We note that in Apr 2013, the U.S. Food and Drug Administration granted orphan drug status to Arikace for the treatment of infections caused by non-tuberculous mycobacteria (:NTM).
"Insmed is currently conducting a phase II study on Arikace in the U.S. and Canada in patients suffering from NTM lung infection. Insmed expects to report top-line results from the study by the end of the first quarter of 2014. The company also plans to initiate a limited compassionate use program on the candidate in the second half of 2013.
If cleared by the regulatory bodies, Arikace would be the first approved inhaled antibiotic treatment for NTM lung infections.

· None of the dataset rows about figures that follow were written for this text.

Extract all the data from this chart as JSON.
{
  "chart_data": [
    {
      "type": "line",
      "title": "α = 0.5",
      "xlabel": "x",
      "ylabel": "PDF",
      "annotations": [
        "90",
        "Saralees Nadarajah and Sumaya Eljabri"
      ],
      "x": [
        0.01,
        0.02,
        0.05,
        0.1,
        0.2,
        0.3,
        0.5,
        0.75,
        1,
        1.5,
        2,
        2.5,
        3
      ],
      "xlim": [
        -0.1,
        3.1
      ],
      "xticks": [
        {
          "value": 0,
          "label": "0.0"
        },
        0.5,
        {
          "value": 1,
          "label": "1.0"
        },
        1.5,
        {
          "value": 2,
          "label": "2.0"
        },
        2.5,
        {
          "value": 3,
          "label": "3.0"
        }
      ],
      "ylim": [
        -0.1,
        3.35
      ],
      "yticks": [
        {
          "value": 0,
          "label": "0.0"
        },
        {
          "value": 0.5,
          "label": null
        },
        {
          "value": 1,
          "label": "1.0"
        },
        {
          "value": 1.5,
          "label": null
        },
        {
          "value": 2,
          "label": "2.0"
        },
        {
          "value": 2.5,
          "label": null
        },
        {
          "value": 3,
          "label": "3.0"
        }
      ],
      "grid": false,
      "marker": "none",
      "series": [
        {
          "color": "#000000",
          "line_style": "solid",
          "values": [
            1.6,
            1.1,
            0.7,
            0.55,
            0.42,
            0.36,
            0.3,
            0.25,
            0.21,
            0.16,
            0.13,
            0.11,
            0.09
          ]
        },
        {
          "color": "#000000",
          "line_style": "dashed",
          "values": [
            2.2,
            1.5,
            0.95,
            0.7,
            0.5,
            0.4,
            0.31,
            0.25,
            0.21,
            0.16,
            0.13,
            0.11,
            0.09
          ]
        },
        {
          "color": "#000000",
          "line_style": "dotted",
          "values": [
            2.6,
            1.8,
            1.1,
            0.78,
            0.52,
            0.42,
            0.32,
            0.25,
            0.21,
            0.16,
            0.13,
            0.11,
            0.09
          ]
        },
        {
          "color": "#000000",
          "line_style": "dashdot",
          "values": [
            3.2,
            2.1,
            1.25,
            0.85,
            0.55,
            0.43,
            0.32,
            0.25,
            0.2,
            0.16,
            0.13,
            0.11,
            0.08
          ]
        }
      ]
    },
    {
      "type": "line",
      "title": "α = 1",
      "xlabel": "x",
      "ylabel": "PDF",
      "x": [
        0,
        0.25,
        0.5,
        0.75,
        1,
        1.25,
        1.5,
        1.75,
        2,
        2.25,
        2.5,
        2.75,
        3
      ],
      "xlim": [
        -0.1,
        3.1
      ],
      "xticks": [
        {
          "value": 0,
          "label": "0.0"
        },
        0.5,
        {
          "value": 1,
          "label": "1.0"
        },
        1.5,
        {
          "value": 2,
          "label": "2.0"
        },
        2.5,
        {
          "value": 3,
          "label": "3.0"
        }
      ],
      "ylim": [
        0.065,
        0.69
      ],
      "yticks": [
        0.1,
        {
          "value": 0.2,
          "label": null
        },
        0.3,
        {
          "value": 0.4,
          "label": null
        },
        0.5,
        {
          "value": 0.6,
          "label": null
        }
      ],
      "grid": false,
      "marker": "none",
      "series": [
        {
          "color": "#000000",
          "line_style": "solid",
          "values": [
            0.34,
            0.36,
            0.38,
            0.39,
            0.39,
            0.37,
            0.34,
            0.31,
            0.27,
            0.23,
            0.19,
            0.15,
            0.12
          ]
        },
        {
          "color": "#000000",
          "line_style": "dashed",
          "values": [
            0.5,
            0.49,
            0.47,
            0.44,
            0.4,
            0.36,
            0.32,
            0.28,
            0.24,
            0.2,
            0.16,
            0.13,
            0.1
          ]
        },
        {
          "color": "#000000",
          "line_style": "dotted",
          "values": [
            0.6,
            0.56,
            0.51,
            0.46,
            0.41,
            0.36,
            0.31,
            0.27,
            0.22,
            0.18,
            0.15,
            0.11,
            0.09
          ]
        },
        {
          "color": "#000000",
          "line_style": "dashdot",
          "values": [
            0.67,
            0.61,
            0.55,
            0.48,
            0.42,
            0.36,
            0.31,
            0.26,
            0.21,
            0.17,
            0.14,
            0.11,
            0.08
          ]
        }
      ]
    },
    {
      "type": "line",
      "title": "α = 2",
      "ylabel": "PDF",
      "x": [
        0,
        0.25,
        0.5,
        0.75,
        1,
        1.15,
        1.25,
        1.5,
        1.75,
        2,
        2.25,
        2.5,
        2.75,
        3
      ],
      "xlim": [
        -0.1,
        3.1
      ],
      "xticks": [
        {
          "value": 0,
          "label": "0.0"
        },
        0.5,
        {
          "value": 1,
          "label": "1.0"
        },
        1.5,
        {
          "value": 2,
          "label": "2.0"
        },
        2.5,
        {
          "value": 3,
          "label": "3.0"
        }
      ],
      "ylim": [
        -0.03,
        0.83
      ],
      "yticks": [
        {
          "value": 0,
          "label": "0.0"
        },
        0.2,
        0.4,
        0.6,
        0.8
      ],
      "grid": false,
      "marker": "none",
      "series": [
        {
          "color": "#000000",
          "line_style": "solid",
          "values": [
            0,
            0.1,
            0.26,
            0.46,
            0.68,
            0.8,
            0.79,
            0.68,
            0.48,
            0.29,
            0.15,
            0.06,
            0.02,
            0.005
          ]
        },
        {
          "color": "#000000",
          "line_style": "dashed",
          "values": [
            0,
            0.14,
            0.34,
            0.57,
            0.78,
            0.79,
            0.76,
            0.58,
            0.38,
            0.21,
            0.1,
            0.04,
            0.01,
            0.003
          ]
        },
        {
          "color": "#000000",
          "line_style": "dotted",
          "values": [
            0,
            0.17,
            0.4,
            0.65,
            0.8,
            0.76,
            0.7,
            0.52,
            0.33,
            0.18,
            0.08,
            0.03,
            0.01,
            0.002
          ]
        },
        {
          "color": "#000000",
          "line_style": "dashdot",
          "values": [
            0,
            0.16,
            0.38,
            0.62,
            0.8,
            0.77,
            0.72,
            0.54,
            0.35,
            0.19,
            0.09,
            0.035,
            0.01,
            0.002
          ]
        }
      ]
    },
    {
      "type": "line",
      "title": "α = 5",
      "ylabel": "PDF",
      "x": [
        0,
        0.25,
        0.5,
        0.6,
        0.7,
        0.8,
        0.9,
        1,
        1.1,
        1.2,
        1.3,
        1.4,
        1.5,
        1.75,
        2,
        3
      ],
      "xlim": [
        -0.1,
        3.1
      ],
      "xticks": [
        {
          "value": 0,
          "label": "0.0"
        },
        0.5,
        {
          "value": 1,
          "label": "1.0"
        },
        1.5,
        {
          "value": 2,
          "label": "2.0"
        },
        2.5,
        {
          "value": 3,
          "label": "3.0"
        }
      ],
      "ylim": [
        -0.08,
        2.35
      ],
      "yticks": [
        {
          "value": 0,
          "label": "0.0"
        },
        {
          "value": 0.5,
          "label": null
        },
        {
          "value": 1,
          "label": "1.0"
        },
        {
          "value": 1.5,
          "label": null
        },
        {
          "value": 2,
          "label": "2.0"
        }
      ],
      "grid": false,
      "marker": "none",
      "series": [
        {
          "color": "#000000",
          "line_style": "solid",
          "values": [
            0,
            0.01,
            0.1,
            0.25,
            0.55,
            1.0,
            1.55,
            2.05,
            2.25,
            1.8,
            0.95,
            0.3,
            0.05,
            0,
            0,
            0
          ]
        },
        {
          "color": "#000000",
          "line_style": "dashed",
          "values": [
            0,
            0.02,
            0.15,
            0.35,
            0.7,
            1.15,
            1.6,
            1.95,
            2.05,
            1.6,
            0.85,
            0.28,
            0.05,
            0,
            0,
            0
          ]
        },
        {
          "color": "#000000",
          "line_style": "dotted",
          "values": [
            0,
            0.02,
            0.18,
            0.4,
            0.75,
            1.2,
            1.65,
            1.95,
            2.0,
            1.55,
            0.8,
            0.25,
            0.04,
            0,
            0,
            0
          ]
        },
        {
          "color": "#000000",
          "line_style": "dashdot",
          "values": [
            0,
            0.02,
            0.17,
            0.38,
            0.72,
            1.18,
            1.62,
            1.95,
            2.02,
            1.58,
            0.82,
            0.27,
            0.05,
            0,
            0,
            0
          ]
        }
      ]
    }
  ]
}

Furthermore, Arikace is under phase III development for the treatment of pseudomonas aeruginosa (Pa) lung infections in patients suffering from cystic fibrosis (CF).
In Jul 2013, Insmed reported encouraging results from a phase III study on Arikace for the treatment of Pa in CF patients, when compared to Novartis’ (NVS) TOBI (tobramycin inhalation solution).
Insmed expects additional results from the study in the second half of this year. Arikace enjoys orphan drug status for this indication both in the U.S. and the EU. The company is currently enrolling patients for a two-year open-label extension study on Arikace for the same indication. The extension study is expected to be completed by mid 2015."